Here, self.outermost is a property set at the layer level. So, in our skeleton above, it's going to be true for the "2 Blocks from the Bottom" part but false for the others.

So, if we think abvout this for a minute, here's what happens. We get an input tensor x. The outermost layer, two_from_bottom, has self.outermost= True, so this "2 Blocks from the Bottom" layer calls two_from_bottom.model(x). This creates nn.Conv2d(x) = x_1 and then passes the result to one_from_bottom.model(x). Now one_from_bottom.outermost=False, so we return torch.cat([x_1, one_from_bottom.model(x_1)]). Let's avoid going a layer deeper for now, and just think about what happens next, assuming that we know what one_from_bottom.model(x_1) is. We pass torch.cat([x_1, one_from_bottom.model(x_1)]) back up to the last part of "2 Blocks from the Bottom", namely nn.ReLU(...), nn.ConvTranspose2d(...), nn.Tanh(). In this way, the skip layers are implemented; not only does x_1 travel down the stac, it's passed directly to the end of the same-level layer. Again, this isn't saying anything different from what the diagram above indicates; it's just interesting to see how this gets implemented in practice.

For our generator, we'll implement the same effect less elegantly but more simply.

Discriminator

We're going to use a PatchGAN discriminator. Here's how the pix2pix authors describe the idea:

In order to model high-frequencies, it is sufficient to restrict our attention to the structure in local image patches. Therefore, we design a discriminator architecture – which we term a PatchGAN – that only penalizes structure at the scale of patches. This discriminator tries to classify if each N × N patch in an image is real or fake. We run this discriminator convolutationally across the image, averaging all responses to provide the ultimate output of D.

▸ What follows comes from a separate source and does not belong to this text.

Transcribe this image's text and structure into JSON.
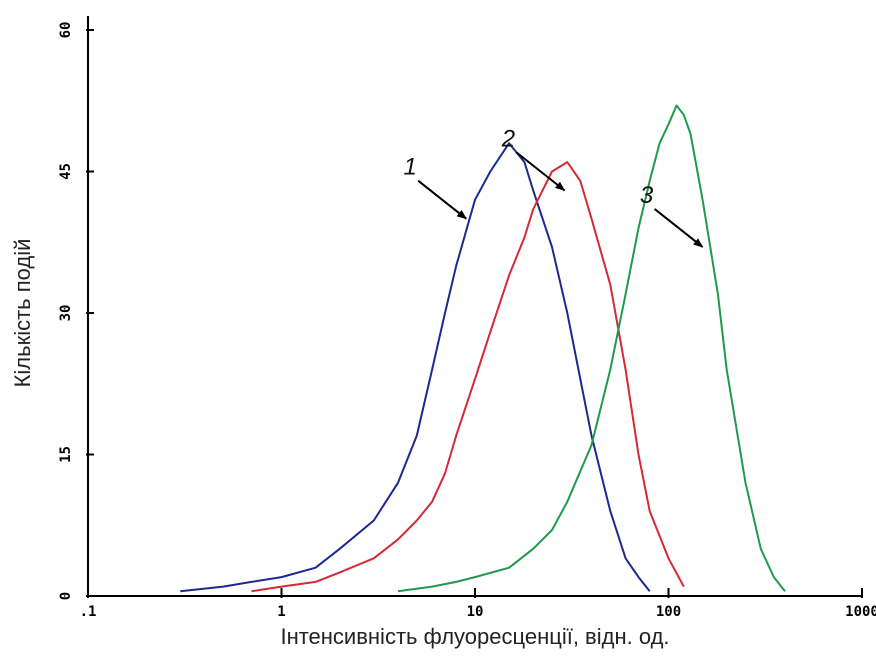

Again, we can see Jun-Yan Zhu's implementation here. Simplifying, the skeleton looks something like this:

nn.Conv2d(in_channels, out_channels=64, ...)
nn.LeakyReLU(...)

# Going to do this block 4x, doubling the
# channel count each time
nn.Conv2d(in_channels=64, out_channels=128)
nn.BatchNorm2d(...)
nn.LeakyReLU(...)

nn.Conv2d(in_channels=128, out_channels=256)
nn.BatchNorm2d(...)
nn.LeakyReLU(...)

nn.Conv2d(in_channels=256, out_channels=512)
nn.BatchNorm2d(...)
nn.LeakyReLU(...)

nn.Conv2d(in_channels=512, out_channels=1024)
nn.BatchNorm2d(...)
nn.LeakyReLU(...)

# Now go down to 1 channel
nn.Conv2d(1024, 1, ...)

We end up with a 1024 dimensional tensor as our output. One might wonder: If we're supposed to be labeling images as 0s (believed fake) or 1s (believed real), how are we going to use this 1024 dimensional output? The answer is that we'll apply our function to this entire vector against a 1024 dimensional vector of zeroes (if the image is fake) and ones (if the image is real). You can see how pix2pix does it here.